20/8/1988 - Sobre o pano de fundo da guerra perpétua - o sistema que vive de ir matando os ecossistemas - bordam as superpotência o ponto de cruz das guerras parciais e particulares. Quando os canhões assinam tréguas, é sinal de que a (outra) grande guerra vai intensificar-se ou já dispensa as pequenas. Quando se move guerra total contra o Planeta, as guerras locais e regionais tornam-se obsoletas.
São matéria de primeira página quando fazem a guerra e voltam a ser manchete quando, anos e anos após, fazem a paz.
São as superpotências.
Sinos badalam de contentamento com as tréguas no Golfo - ou algures em qualquer outro golfo - mas a Comunicação Social nunca deixou, dia após dia, de dar cobertura e aproveitar as guerras e a guerrilha como matéria-prima de notícia. Outra, aliás, não é a sua obrigação.
Para a Euro-visão, que envia imagens ao Telejornal, esta polarização da informação em pontos muito precisos do Globo, tem evidentes vantagens de economia: poupa cuspo e correspondentes. Aliás, ponto do Globo onde não haja enviados especiais da France Press, da Reuter ou da TSF-Rádio Jornal, não "existem" como notícia, logo não existem como realidade.

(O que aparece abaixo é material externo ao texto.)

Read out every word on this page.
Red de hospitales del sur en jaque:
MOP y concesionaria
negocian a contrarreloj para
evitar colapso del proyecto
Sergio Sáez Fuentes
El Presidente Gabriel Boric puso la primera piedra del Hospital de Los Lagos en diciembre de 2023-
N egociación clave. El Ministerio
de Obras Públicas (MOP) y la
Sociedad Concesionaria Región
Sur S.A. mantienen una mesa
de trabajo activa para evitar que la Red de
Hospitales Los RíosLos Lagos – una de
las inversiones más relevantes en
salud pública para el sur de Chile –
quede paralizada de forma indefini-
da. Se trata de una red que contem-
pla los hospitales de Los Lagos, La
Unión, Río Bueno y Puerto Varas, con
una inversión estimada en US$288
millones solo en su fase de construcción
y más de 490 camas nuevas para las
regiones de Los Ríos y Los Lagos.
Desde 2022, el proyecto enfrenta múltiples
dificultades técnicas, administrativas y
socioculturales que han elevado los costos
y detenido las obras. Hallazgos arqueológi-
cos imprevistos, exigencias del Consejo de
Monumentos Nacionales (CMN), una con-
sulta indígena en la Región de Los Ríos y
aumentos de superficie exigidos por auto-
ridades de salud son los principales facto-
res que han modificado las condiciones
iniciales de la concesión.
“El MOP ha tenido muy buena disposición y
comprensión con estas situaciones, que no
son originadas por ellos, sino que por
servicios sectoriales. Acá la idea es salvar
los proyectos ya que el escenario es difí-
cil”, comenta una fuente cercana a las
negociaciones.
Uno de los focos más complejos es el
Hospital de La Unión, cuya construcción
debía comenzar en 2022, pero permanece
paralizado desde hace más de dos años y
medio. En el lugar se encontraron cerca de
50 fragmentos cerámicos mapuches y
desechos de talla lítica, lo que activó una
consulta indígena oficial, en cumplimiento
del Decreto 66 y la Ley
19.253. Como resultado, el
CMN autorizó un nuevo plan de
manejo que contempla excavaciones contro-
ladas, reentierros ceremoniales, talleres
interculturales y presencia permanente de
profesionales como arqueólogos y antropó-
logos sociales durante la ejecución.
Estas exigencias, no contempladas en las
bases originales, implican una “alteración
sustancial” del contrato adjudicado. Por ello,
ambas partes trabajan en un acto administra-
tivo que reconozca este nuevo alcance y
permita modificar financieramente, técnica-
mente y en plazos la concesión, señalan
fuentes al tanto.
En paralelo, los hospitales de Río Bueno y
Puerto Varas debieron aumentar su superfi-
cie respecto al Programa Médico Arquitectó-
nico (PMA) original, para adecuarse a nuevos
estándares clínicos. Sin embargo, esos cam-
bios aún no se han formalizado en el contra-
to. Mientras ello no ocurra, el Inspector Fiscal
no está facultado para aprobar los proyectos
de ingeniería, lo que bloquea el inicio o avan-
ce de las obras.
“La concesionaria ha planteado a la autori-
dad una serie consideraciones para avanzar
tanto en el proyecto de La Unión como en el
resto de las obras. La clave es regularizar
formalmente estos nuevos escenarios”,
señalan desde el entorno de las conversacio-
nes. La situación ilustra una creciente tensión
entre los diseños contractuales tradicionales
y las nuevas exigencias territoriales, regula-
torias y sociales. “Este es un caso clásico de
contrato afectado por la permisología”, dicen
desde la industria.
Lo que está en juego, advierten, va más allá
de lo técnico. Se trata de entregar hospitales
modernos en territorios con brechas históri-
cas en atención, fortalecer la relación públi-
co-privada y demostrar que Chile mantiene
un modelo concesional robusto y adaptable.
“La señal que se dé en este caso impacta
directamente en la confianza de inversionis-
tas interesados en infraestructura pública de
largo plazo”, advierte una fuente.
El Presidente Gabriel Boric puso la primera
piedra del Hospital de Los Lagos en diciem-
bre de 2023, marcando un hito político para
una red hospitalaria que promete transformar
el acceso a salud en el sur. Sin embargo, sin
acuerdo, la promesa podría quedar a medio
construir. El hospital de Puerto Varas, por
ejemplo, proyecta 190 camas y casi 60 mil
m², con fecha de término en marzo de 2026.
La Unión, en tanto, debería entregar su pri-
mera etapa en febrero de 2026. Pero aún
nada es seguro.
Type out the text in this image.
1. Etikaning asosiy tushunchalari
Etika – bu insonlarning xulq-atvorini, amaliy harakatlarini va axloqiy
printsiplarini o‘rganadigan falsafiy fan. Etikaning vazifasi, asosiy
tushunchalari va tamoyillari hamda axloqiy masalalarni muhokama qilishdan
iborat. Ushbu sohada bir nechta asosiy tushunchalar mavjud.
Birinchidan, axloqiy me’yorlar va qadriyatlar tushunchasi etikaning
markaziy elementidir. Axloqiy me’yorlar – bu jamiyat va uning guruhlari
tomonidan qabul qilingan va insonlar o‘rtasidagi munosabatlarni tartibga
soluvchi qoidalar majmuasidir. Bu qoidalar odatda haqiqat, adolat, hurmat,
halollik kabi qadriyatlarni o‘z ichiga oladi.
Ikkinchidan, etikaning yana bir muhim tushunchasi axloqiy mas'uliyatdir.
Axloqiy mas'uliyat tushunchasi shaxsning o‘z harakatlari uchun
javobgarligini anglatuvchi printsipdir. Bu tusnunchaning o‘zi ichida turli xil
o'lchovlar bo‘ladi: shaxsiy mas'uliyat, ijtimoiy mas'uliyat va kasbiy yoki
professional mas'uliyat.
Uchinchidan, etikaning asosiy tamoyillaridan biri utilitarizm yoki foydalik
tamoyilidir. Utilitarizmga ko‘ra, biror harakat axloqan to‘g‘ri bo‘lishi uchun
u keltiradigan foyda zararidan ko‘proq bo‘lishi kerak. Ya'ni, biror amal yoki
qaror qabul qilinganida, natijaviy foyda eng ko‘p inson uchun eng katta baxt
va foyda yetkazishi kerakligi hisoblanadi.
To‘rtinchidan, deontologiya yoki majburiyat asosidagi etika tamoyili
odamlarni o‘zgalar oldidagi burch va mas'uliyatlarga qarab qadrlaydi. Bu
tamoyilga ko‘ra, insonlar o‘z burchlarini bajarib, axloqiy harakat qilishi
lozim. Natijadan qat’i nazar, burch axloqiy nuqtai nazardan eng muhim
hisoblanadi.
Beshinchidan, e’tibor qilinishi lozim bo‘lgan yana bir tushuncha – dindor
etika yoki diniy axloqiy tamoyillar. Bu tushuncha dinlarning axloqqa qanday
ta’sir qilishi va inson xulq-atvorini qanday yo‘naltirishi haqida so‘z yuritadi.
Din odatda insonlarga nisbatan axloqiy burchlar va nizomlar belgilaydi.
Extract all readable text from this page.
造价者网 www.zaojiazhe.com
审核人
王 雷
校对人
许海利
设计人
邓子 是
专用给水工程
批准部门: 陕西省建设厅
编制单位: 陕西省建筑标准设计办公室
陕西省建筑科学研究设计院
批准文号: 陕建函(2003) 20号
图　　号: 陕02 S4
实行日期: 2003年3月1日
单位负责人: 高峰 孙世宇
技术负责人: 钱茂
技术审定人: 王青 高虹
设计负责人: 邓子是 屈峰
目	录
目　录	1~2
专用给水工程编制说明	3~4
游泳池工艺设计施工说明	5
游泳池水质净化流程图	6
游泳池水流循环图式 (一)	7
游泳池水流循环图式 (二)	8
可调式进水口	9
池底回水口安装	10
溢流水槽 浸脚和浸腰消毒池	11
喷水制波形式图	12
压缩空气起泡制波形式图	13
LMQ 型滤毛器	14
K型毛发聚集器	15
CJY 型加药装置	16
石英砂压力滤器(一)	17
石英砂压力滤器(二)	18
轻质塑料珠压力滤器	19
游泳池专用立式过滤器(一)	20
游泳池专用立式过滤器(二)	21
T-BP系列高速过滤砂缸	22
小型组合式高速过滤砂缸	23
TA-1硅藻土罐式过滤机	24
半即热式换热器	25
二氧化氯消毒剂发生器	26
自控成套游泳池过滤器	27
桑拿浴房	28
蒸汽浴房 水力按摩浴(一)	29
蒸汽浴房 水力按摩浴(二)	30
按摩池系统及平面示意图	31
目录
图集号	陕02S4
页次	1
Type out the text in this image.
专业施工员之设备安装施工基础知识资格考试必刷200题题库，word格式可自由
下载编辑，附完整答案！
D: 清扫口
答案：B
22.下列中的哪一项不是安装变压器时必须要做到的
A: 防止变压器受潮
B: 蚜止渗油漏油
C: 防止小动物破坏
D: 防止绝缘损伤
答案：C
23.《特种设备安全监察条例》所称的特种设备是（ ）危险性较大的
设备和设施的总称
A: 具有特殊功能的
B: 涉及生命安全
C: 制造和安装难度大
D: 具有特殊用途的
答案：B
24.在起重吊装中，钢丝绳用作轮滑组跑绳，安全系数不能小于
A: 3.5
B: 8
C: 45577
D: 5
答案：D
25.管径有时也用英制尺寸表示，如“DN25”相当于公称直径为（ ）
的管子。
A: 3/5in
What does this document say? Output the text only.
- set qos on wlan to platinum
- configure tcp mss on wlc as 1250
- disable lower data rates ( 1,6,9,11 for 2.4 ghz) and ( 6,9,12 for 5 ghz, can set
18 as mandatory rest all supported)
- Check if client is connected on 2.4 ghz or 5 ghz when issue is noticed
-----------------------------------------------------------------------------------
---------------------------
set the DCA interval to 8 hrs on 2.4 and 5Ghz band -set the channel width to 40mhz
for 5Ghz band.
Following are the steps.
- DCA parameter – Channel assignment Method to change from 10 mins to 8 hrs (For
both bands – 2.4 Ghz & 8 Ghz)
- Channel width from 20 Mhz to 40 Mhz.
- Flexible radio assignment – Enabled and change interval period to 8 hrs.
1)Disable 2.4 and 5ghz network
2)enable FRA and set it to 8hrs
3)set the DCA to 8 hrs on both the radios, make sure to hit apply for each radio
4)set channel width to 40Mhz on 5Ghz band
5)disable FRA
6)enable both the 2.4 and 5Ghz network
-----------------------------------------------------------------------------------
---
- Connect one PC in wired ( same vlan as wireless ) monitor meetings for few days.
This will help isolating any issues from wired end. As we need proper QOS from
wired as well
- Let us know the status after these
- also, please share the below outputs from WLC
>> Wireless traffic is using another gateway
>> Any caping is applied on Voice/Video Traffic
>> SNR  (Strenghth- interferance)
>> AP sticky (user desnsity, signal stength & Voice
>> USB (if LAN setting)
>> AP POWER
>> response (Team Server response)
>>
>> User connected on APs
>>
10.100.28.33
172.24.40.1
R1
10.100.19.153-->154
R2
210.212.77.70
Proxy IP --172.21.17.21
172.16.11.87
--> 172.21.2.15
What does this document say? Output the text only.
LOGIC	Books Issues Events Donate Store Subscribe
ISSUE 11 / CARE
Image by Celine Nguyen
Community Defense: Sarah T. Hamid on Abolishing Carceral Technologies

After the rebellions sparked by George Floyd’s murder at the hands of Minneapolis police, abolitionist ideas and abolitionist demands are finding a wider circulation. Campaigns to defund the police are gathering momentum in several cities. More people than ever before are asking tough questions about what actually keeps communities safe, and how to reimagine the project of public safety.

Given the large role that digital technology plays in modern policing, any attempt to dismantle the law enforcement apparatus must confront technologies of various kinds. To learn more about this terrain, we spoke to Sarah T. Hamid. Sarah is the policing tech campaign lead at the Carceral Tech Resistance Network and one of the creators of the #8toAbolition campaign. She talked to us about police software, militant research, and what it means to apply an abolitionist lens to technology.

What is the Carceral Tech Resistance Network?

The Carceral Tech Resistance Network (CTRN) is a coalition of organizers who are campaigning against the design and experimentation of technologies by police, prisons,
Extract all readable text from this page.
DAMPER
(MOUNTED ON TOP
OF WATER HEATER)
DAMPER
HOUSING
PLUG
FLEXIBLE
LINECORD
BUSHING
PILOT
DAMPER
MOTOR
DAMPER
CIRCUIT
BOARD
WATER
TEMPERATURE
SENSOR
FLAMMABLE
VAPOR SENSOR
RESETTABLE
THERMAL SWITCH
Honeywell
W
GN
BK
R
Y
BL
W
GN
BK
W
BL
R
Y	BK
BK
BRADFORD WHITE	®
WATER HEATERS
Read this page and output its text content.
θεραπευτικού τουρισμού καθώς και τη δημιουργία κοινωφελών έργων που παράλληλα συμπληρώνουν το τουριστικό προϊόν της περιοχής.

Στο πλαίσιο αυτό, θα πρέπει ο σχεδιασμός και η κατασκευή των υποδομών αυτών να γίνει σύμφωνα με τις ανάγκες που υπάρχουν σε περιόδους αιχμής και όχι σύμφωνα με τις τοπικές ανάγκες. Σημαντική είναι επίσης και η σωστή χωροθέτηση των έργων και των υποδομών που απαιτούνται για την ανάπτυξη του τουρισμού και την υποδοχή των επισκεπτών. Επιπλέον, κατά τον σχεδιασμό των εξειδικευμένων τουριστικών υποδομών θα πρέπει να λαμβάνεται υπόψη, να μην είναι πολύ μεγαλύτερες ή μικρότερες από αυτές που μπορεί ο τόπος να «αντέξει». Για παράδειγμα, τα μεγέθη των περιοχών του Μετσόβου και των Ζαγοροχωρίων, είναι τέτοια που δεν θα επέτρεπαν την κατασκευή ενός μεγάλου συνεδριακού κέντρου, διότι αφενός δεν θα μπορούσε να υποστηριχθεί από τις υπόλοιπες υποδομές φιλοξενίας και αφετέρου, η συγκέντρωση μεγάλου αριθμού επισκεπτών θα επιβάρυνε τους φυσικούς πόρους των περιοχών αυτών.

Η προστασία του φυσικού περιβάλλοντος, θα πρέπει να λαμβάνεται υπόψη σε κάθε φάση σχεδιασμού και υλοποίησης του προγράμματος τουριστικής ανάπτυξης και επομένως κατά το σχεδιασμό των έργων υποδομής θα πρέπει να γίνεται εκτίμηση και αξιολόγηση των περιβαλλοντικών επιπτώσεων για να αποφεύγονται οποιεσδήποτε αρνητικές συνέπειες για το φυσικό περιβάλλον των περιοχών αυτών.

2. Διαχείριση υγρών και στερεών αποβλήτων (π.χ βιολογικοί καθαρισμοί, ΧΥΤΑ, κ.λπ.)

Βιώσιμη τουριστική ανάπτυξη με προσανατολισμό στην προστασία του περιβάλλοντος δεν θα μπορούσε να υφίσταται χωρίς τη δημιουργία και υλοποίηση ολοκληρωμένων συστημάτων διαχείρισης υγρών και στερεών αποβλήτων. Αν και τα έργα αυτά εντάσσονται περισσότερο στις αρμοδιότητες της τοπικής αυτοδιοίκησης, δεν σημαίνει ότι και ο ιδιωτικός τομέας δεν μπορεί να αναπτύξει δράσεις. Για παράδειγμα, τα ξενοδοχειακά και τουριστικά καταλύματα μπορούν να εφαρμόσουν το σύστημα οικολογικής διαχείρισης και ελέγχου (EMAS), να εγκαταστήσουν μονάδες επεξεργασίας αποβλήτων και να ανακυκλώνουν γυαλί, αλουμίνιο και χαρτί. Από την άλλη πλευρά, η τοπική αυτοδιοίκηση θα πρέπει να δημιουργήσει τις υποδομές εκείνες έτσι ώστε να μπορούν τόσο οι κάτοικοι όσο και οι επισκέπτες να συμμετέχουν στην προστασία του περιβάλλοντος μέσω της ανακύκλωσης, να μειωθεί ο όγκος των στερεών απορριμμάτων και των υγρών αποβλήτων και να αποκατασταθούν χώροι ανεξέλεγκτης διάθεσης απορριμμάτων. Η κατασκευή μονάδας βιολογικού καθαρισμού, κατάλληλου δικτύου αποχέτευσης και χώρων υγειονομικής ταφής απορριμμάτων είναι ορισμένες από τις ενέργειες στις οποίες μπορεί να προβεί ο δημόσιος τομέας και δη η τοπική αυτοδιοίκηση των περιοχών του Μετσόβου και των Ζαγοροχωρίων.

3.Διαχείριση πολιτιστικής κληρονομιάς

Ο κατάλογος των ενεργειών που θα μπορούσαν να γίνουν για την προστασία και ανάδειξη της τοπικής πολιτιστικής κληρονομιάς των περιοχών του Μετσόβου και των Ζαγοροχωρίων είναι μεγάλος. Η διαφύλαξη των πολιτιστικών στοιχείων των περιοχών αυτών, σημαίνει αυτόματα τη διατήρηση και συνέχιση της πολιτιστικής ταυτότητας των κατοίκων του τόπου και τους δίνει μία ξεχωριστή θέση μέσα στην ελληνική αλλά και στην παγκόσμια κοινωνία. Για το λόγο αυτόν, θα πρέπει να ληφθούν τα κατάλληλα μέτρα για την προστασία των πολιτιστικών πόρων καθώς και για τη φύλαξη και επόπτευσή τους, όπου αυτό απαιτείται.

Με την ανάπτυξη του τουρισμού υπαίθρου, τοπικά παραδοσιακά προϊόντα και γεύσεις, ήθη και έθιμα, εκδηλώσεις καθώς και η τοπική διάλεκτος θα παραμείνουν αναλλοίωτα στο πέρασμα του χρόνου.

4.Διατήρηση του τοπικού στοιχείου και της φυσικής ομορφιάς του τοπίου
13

Guerra é guerra e, pelo menos, dá notícia: quando não há mais nada a alimentar o fluxo contínuo inevitável de telexs que uma agência noticiosa tem que debitar, haja o que houver (dada a voracidade da clientela expectante), ou não haja o que não houver.
Um perigo evidente , no aspecto da inflação noticiosa a que a informação internacional está submetida, têm as pazes que agora começam a ser anunciadas um pouco por todo o lado e por tudo quanto é sítio (anteriormente) em guerra.
A paz vai deixar "brancos" no fluxo do telex, que só podem ser preenchidos com notícias da "outra guerra", na sombra até agora e até agora silenciada, enquanto a dos canhões e mísseis foi gritada , por todos os canais.
A guerra "contra a Humanidade" movida por potências e superpotências termo-nucleares, guerra que alguns designam, um tanto inexactamente, por guerra ecológica, irá finalmente ocupar o espaço das primeiras páginas que lhe tem sido sonegado?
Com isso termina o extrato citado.